Thread

Re: [PATCH] Better Performance for PostgreSQL with large INSERTs

Jakub Wartak <jakub.wartak@enterprisedb.com> — 2025-12-12T12:54:38Z
On Wed, Nov 26, 2025 at 3:03 PM Filip Janus <fjanus@redhat.com> wrote:
>
>
>
>     -Filip-
>
>
> út 7. 10. 2025 v 16:54 odesílatel Andres Freund <andres@anarazel.de> napsal:
>>
>> Hi,
>>
>> On 2025-10-07 15:03:29 +0200, Philipp Marek wrote:
>> > > Have you tried to verify that this doesn't cause performance regressions
>> > > in
>> > > other workloads? pq_recvbuf() has this code:
>> > >
>> > ...
>> > >
>> > > I do seem to recall that just increasing the buffer size substantially
>> > > lead to
>> > > more time being spent inside that memmove() (likely due to exceeding
>> > > L1/L2).
>> >
>> >
>> > Do you have any pointers to discussions or other data about that?
>> >
>> >
>> > My (quick) analysis was that clients that send one request,
>> > wait for an answer, then send the next request wouldn't run that code
>> > as there's nothing behind the individual requests that could be moved.
>> >
>> >
>> > But yes, Pipeline Mode[1] might/would be affected.
>> >
>> > The interesting question is how much data can userspace copy before
>> > that means more load than doing a userspace-kernel-userspace round trip.
>> > (I guess that moving 64kB or 128kB should be quicker, especially since
>> > the various CPU mitigations.)
>>
>> I unfortunately don't remember the details of where I saw it
>> happening. Unfortunately I suspect it'll depend a lot on hardware and
>> operating system details (like the security mitigations you mention) when it
>> matters too.
>>
>>
>> > As long as there are complete requests in the buffer the memmove()
>> > could be avoided; only the initial part of the first incomplete request
>> > might need moving to the beginning.
>>
>> Right.  I'd be inclined that that ought to be addressed as part of this patch,
>> that way we can be sure that it's pretty sure it's not going to cause
>> regressions.
>
>
> I tried to benchmark the usage of memmove(), but I wasn’t able to hit the memmove() part of the code. This led me to a deeper investigation, and I realized that the memmove() call is probably in a dead part of the code.
> pq_recvbuf is called when PqRecvPointer >= PqRecvLength, while memmove() is called later only if PqRecvLength > PqRecvPointer.
> This results in a contradiction.
>
>>
>> > The documentation says
>> >
>> >   > Pipelining is less useful, and more complex,
>> >   > when a single pipeline contains multiple transactions
>> >   > (see Section 32.5.1.3).
>> >
>> > are there any benchmarks/usage statistics for pipeline mode?
>>
>> You can write benchmarks for it using pgbench's pipeline support, with a
>> custom script.
>>
>> Greetings,
>>
>> Andres Freund
>>
> I am also proposing the introduction of a new GUC variable for setting PQ_RECV_BUFFER_SIZE in the first patch. And the second patch removes the dead code.
>


Hi Filip,

Can you please how have you verified it is giving you that some perf. increase?

3 tries each, best:

@ pq_recv_buffers = 2MB best of 3:
    latency average = 2.594 ms
    latency stddev = 0.352 ms
    initial connection time = 9.419 ms
    tps = 385.431723 (without initial connection time)

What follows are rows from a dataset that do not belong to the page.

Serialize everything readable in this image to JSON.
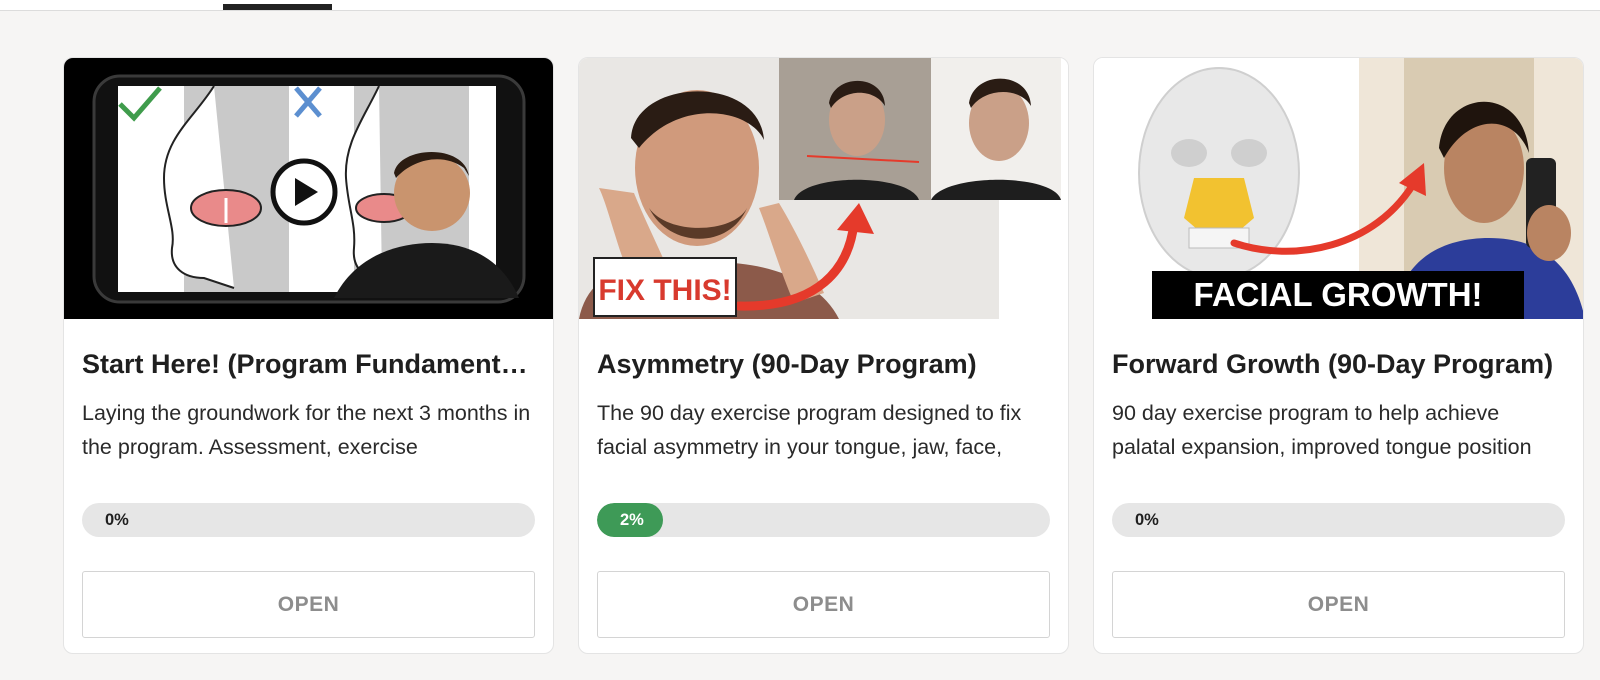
{
  "colors": {
    "progress_fill": "#3e9a57",
    "progress_track": "#e6e6e6",
    "button_text": "#8d8d8d",
    "arrow_red": "#e53a2b",
    "background": "#f6f5f4"
  },
  "cards": [
    {
      "title": "Start Here! (Program Fundamentals)",
      "description": "Laying the groundwork for the next 3 months in the program. Assessment, exercise",
      "progress_label": "0%",
      "progress": 0,
      "button_label": "OPEN",
      "thumbnail": {
        "icons": [
          "checkmark-icon",
          "x-mark-icon",
          "play-icon"
        ]
      }
    },
    {
      "title": "Asymmetry (90-Day Program)",
      "description": "The 90 day exercise program designed to fix facial asymmetry in your tongue, jaw, face,",
      "progress_label": "2%",
      "progress": 2,
      "button_label": "OPEN",
      "thumbnail": {
        "overlay_text": "FIX THIS!",
        "icons": [
          "red-arrow-icon"
        ]
      }
    },
    {
      "title": "Forward Growth (90-Day Program)",
      "description": "90 day exercise program to help achieve palatal expansion, improved tongue position",
      "progress_label": "0%",
      "progress": 0,
      "button_label": "OPEN",
      "thumbnail": {
        "overlay_text": "FACIAL GROWTH!",
        "icons": [
          "red-arrow-icon"
        ]
      }
    }
  ]
}
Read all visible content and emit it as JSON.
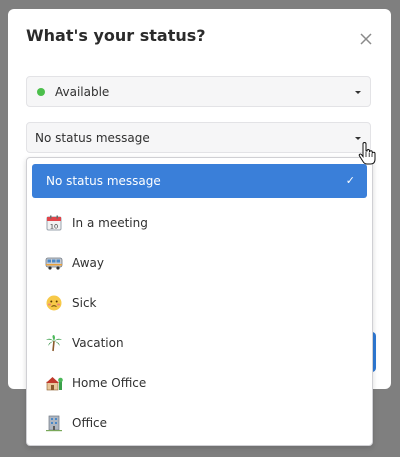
{
  "dialog": {
    "title": "What's your status?",
    "close_icon": "close-icon"
  },
  "status_select": {
    "value": "Available",
    "indicator_color": "#4cbf4c"
  },
  "message_select": {
    "value": "No status message"
  },
  "dropdown": {
    "selected_label": "No status message",
    "check_icon": "✓",
    "options": [
      {
        "label": "In a meeting",
        "icon": "calendar-icon"
      },
      {
        "label": "Away",
        "icon": "bus-icon"
      },
      {
        "label": "Sick",
        "icon": "sick-face-icon"
      },
      {
        "label": "Vacation",
        "icon": "palm-tree-icon"
      },
      {
        "label": "Home Office",
        "icon": "house-icon"
      },
      {
        "label": "Office",
        "icon": "office-building-icon"
      }
    ]
  },
  "colors": {
    "accent": "#3a7fd9",
    "available": "#4cbf4c",
    "backdrop": "#7f7f7f"
  }
}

@ pq_recv_buffers = default (8kB) best of 3:
    latency average = 2.629 ms
    latency stddev = 0.929 ms
    initial connection time = 9.937 ms
    tps = 380.336257 (without initial connection time)

/usr/pgsql19/bin/pgbench  -h xxx -U app -f insert.sql -c 1 -P 1 -n -T
5 -M prepared postgres
where insert.sql was:
    echo "CREATE TEMPORARY TABLE IF NOT EXISTS file_storage (data
BYTEA STORAGE EXTERNAL) ON COMMIT PRESERVE ROWS;" > insert.sql
    echo "INSERT INTO file_storage(data) VALUES ('" >> insert.sql
    perl -e 'print "A"x(1024*1024);' >> insert.sql # 1MB
    echo "');" >> insert.sql

Some description of the env I had:
- tuned TCP rmem/wmem and set congestion to BBR (to eliminate TCP as
being a bottlneck)
- low RTT (same AWS zone), max 25Gbps total, max 9.6 Gbps single stream TCP
- as TOAST pglz compression way taking most of CPU in my case , I've
changed it to lz4 also didn't help a lot, so I've changed it to avoid
*any* compression
- switched to temporary table to avoid I/O as much as possible,
wal_level=minimal too
- had to use prepared statements as otherwise I was hitting way too
much CPU in parser (yylex routines)

So I'm looking for a way to demonstrate the effect. I've also written
a simple psypong2 based LO upload benchmark as pgbench cannot
apparently benchmark this. Sadly of course, then you cannot I think
disable compression and/or load into TEMPORARY table so it's far worse
and hits I/O heavy (as it hit pg_largeobjects*)

-J.